Над ущельями гор Проклетие[8] поднимались тучи. Непрестанный дождь того лета 2001 года промочил извилистые гребни и острые известняковые пики во всей Северной Албании. Прошел год после войны в Косово, до которого от маленького средневекового селения Тет рукой подать[9]. Мутные потоки воды пробивались по склонам заоблачных пиков куда-то вниз, как и с отвесных откосов горы под зловещим названием Зла Колата[10]. Под завесой дневного тумана неудержимый паводок проникал в неприступные леса и в неведомые пещеры. Их тут десятки, а может быть, и сотни, кто знает. На тропе, которая вела через гребень этой пограничной горы, остановился человек. Он был одет в промоченную камуфляжную униформу, за плечами виднелся рюкзак. Человек смотрел на дорожку, которая, петляя между камнями, поднималась вверх, к седловине. Из заросшего рта вершины выступал пар, поток мутной воды в нескольких шагах от тропы дробился о круглые белые камни. Некоторые из них заметно двигались из-за сильного течения, ударялись друг о друга в воде и издавали глубокие глухие звуки. «Как долго не ходил я этим путем?» – спрашивал он сам себя. Человек знал ответ хорошо: уже почти целый год, ну, кроме вчерашнего тура с несколькими студентами из Чехии.

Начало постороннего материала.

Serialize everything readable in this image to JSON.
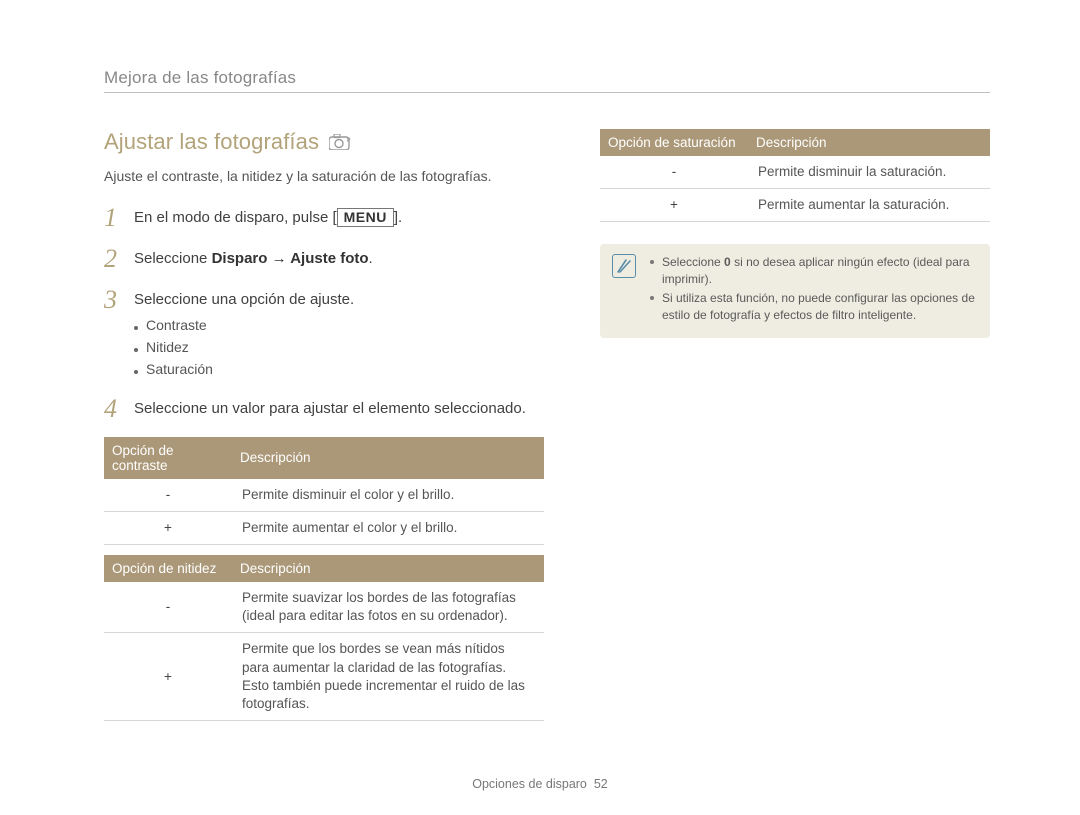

Но уже перед войной Микун водил туристов по окольным горам. Самыми щедрыми были немцы. Их надо было всячески обхаживать, зато платили они марками. Чехи, которых до войны тут было больше всего, рюкзаки носили сами, спали в палатках, а в горы ходили, пользуясь старыми югославскими картами. Когда в 1998 году вспыхнул вооруженный конфликт, в Тет уже никто не приезжал. Вместо туристов Микун водил теперь через границу в Косово лошадей, таскавших на своих хребтах мешки с коноплей. Брат Калимант был у албанских борцов за свободу на хорошем счету, прежде всего благодаря наркотикам, которые он им регулярно поставлял. Коноплю он выращивал на участке неподалеку от деревни Никай Шала. Трудно было в этих краях найти лучшее место: Никай Шала занимала изолированное положение на южных склонах и щедро подпитывалась влагой с реки. Именно Калимант в период нужды подыскивал Микуну гешефты. Брат служил в Тете полицейским, но благодаря тропе контрабандистов, которую он сам же и проложил, настоящее его влияние простиралось далеко за границу.